Ils sont centrés sur leur aventure intime, et ne sont pas dans le registre du pouvoir. Ils sont sortis de leurs familles respectives en transgressant l’hostilité ancestrale qui les sépare. Ils sont donc bien distincts du trio mimétique constitué par les Capulet, les Montaigu et le Prince. Leur mise à mort est voulue par chacune des deux familles, cette volonté s’incarne dans le personnage Tybalt ; elle est aussi voulue par un Prince qui n’assure pas la paix civile dans Vérone, et qui serait perdu devant l’union des deux familles. Ainsi, la mise à mort de Roméo et Juliette fait l’unanimité, c’est bien un lynchage. Bien sûr, Shakespeare achève le cycle par la sacralisation des deux amants, miraculeux auteurs posthumes de la réconciliation : éloges et statue d’or.

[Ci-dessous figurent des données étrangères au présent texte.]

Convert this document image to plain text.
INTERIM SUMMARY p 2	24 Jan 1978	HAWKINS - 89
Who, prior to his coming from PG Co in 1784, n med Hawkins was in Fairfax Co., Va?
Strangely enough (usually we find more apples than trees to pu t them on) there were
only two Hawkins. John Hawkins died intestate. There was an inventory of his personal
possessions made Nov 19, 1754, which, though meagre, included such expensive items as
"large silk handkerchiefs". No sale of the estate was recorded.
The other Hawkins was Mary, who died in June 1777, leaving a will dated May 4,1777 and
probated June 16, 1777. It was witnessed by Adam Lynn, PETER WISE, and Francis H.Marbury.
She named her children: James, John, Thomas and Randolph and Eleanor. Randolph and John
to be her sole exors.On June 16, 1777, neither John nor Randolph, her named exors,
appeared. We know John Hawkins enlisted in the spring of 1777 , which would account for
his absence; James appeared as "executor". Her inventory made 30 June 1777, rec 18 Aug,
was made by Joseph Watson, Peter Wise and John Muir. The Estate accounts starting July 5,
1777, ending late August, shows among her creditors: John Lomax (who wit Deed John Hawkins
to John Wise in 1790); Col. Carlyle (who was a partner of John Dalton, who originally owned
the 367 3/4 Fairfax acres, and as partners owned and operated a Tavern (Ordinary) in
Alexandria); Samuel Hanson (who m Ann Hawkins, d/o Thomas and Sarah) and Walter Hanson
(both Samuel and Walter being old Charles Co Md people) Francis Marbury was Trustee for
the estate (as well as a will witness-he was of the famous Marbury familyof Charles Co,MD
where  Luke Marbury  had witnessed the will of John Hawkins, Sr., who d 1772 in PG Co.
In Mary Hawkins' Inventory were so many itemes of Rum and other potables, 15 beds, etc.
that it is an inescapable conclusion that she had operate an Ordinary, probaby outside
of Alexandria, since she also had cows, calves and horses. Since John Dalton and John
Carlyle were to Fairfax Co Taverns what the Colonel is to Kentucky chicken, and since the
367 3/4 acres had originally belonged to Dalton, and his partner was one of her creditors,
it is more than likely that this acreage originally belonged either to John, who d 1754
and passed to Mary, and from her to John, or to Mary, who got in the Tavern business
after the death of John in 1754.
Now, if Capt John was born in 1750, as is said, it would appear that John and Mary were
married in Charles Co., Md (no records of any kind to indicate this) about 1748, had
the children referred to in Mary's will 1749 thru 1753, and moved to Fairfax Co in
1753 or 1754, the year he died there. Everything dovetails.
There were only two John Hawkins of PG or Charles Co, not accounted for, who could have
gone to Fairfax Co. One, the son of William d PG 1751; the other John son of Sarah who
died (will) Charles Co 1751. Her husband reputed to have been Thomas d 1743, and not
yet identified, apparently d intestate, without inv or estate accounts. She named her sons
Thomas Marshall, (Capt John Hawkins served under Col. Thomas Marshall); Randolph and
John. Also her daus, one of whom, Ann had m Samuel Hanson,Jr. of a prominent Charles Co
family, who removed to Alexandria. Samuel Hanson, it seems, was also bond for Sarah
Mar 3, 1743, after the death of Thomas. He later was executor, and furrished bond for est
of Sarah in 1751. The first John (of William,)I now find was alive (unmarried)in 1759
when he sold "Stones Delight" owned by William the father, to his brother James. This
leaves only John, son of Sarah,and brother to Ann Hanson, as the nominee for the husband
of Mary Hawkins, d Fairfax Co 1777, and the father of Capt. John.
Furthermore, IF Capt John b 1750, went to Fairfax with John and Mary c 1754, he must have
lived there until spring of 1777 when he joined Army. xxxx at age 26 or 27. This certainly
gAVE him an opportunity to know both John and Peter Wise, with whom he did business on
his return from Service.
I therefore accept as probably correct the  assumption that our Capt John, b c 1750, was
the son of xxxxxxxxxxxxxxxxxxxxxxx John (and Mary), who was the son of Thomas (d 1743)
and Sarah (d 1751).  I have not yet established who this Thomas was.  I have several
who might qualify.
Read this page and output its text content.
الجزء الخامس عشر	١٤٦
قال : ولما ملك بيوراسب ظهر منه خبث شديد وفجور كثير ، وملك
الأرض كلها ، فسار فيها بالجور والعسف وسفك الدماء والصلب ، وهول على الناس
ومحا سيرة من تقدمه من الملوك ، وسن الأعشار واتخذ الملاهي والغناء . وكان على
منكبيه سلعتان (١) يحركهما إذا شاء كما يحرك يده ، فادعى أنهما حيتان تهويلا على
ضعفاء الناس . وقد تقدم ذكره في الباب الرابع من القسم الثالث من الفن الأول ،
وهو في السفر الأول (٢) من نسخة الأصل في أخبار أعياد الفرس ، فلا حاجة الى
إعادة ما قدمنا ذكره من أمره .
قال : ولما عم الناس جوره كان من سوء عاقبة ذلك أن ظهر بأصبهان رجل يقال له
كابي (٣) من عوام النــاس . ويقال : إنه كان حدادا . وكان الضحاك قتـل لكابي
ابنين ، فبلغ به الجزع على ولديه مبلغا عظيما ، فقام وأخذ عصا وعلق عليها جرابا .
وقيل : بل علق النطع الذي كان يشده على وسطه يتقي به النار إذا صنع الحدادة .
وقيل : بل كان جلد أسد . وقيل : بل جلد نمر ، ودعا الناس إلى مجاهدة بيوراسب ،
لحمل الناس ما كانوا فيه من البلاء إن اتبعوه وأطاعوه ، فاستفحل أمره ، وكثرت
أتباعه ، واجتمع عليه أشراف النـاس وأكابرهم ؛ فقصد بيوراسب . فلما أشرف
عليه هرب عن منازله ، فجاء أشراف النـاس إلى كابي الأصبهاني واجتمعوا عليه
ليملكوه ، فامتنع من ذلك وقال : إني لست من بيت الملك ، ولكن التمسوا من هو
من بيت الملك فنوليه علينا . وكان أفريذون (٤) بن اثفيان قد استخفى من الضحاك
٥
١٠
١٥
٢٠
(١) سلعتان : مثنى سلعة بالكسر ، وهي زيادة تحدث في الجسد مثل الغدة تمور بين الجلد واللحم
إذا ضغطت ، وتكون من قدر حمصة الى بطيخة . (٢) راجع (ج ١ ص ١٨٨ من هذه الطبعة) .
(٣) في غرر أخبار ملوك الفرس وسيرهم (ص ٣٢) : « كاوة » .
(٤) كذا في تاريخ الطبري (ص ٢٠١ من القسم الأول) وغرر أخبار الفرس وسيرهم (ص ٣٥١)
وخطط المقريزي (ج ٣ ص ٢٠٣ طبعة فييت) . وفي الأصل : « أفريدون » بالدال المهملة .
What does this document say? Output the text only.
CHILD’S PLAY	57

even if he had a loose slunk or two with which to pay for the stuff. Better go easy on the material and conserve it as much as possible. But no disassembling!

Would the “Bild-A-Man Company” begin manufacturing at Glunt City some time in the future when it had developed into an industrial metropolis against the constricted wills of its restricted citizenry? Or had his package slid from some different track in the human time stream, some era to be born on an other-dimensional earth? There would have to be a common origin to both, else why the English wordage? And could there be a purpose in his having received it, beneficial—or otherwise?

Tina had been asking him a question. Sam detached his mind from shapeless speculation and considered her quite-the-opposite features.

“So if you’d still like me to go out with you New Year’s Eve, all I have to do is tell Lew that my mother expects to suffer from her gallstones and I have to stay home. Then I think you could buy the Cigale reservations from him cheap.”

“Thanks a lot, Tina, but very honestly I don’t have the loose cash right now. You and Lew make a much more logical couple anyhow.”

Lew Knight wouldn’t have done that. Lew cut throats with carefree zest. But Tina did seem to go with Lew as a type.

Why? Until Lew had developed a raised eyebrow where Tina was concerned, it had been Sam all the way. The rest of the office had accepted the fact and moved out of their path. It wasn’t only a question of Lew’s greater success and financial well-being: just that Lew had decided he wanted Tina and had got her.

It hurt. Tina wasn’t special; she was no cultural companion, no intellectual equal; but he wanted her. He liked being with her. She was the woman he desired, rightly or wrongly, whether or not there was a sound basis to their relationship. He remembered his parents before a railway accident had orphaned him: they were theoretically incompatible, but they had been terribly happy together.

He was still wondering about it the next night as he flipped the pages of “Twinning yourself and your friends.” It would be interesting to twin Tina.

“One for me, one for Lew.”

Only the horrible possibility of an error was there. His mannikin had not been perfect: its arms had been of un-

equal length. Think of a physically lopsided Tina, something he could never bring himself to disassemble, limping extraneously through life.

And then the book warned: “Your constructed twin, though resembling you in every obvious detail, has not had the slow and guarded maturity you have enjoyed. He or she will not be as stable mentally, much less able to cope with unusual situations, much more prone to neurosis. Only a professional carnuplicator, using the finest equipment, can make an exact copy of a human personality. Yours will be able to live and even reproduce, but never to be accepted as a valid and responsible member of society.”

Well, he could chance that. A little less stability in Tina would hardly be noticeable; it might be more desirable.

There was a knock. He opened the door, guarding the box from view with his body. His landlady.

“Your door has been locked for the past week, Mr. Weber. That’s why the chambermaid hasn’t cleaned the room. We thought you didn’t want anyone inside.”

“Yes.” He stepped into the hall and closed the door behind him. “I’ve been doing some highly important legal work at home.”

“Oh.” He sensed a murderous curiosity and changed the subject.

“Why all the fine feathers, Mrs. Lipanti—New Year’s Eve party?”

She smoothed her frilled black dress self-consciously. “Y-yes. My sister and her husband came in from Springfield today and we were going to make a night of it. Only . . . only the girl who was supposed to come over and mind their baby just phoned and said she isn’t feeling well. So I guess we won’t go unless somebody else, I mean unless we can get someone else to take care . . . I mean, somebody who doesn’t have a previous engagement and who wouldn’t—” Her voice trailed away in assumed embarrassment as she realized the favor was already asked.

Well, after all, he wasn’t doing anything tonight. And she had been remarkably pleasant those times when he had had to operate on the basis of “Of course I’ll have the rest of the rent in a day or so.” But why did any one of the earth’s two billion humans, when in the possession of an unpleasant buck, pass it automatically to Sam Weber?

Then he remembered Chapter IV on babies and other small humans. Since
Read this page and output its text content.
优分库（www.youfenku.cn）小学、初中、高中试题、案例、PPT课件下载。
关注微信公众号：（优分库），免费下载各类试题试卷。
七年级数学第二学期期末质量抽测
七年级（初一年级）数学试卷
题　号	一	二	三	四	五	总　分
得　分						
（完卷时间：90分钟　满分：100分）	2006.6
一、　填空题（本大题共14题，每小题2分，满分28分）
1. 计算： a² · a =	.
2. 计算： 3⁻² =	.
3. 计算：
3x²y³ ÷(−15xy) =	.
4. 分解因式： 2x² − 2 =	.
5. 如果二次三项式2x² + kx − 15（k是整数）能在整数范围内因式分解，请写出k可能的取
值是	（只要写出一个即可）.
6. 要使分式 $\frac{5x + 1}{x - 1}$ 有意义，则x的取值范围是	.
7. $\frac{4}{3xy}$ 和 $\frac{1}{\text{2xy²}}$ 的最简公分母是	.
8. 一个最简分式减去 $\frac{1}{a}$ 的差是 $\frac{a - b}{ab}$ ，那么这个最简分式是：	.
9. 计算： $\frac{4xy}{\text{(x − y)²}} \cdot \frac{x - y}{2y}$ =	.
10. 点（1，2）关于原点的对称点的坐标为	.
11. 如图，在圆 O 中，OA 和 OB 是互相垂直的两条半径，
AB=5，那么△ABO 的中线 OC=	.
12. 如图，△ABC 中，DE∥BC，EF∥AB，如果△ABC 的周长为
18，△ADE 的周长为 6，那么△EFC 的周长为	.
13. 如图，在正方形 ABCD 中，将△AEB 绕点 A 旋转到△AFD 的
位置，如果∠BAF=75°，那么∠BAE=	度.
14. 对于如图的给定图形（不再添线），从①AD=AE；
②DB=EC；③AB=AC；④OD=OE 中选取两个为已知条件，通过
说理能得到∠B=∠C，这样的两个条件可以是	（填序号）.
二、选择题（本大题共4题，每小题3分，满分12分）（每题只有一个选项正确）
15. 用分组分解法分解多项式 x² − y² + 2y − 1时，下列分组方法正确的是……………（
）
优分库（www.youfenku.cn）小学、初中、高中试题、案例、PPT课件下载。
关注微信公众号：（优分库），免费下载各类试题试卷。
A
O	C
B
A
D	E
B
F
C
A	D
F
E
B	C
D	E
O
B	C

Ceci n’est qu’un exemple ; il montre comment ce « carré sacrificiel » peut faciliter une interprétation girardienne. A vous, chère lectrice, cher lecteur, d’en tester l’efficacité dans d’autres cas.

Il me reste à présenter des excuses pour avoir illustré ce billet d’une référence aux « Trois Mousquetaires », symbole trop facile du passage de trois à quatre. Surcroît d’outrecuidance, Alexandre Dumas penchant nettement vers le « Mensonge romantique » plutôt que vers la « Vérité romanesque ». En guise de rachat, j’invoquerai donc, à la suite de René Girard, la religion qui a renoncé au sacrifice et en a révélé la fausseté, la religion trinitaire, dont le symbole est une croix, celle que dessinent les deux diagonales… d’un carré.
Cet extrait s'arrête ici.